The school helps children from birth to one year after high school graduation. The campus has laptops available to every classroom, as well a learning center, a combination library-computer lab with fish, birds and snakes for students to observe.
Students in younger grades attend classes in the Children's Village, a series of child-sized buildings that allow them to learn about life skills such as banking and shopping.
"We're teaching them that it really does take a whole community for everything to run smoothly," Cherney said. "They love it."
Sophomore Megan Eighmey, 17, of Pittsfield has made friends and experienced what high school should be like -- something she doesn't believe would be possible at her hometown school.

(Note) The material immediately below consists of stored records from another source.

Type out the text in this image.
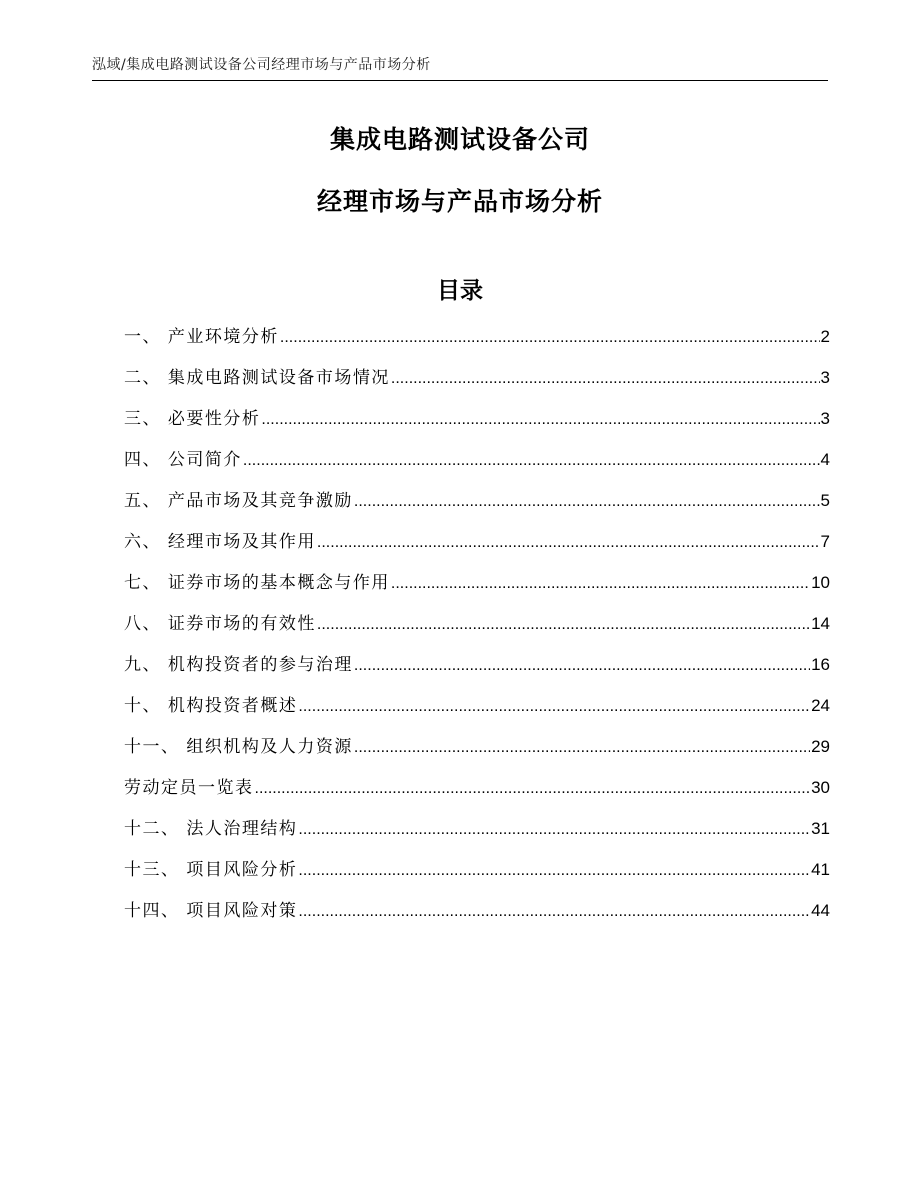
泓域/集成电路测试设备公司经理市场与产品市场分析
集成电路测试设备公司
经理市场与产品市场分析
目录
一、 产业环境分析 .....	2
二、 集成电路测试设备市场情况 .....	3
三、 必要性分析 .....	3
四、 公司简介 .....	4
五、 产品市场及其竞争激励 .....	5
六、 经理市场及其作用 .....	7
七、 证券市场的基本概念与作用 .....	10
八、 证券市场的有效性 .....	14
九、 机构投资者的参与治理 .....	16
十、 机构投资者概述 .....	24
十一、 组织机构及人力资源 .....	29
劳动定员一览表 .....	30
十二、 法人治理结构 .....	31
十三、 项目风险分析 .....	41
十四、 项目风险对策 .....	44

"I like WPSD. I think it's No. 1," Eighmey said through an interpreter. "I like going here better, because it would be harder to communicate through a mainstream school."Additional Information:
Important dates in the 140-year history of the Western Pennsylvania School for the Deaf:
• Sept. 4, 1869: Opens Downtown as the Western Pennsylvania Institute for the Instruction of the Deaf and Dumb, the first day school in the nation for deaf children.
• September 1884: Moves to its Edgewood campus.
• February 1923: Changes its name to the Western Pennsylvania School for the Deaf.
• 1971-72: Enrollment peaks at 551.
• Summer 1985: Graduates its largest senior class of 58 students.
• Oct. 12, 2007: Holds a grand opening for its Children's Village.
• 2009: Assumes the administration of The Scranton State School for the Deaf, which is renamed the Scranton School for Deaf and Hard of Hearing Children.